Oltre alle scuse ufficiali di Maria per la sceneggiata nevrotica di domenica, l’unico evento da segnalare dell’ottava puntata serale di amici (sorry, niente Chissenecronaca per motivi di forza maggiore, tra cui l’insostenibile pesantezza del programma) è la “prova proibitiva“, ovvero la canzone difficilissima scelta dal maestro Peppe Vessicchio. Trattasi di “E’ tutto un attimo” di Anna-donna-con-te-Oxa da cantare sgambettando su un tapis roulant. La De Filippi dice che è una cosa che Giorgia fa sempre: forse perché ormai Giorgia non se la fila più nessuno e la chiamano solo per le inaugurazioni dei punti vendita Decathlon?

Mario e Valerio si prestano all’ennesima ridicolaggine concepita dagli autori dello show mentre “sbadigliavano sopra un cappuccino” corretto grappa, la cui schiuma non era evidentemente a base di latte. L’esibizione termina in confusione perché nessuno dei due concorrenti aveva capito (ma neanche io a dire il vero) che mentre cantavano dovevano accelerare o rallentare la velocità di marcia a tempo con la base. Poi si dice che in televisione non ci sono più le grandi idee di un tempo.

Alla fine, la Defi svela che la prova era solo un pretesto un po’ perfido per metter in difficoltà i cantanti: “A me chiamano la Sanguinaria, a Vessicchio tra un po’ gli daranno un altro nome”. Ma Vessicchio ce l’ha già un altro nome, cara Maria: Vessucchio.
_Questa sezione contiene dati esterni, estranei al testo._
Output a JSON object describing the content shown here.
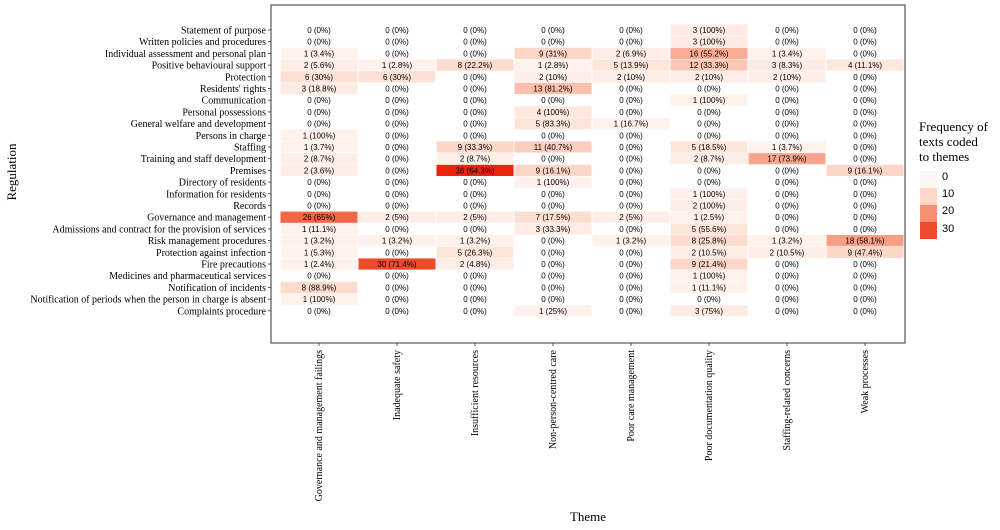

Ps: domanda a cui non ho trovato risposta. Ma da quando in qua le sfide di canto si svolgono col gobbo elettronico dove passa il testo delle canzoni tipo karaoke? Capisco che magari è una scelta utile per far prendere confidenza a dei cantanti scadenti con la loro futura carriera, ma – mi chiedo – se non imparano neanche i testi dei brani che devono cantare (poi, “Perdono” di Tiziano Fesso la conosce anche mia zia), si può sapere cosa cavolo fanno questi durante tutta la settimana?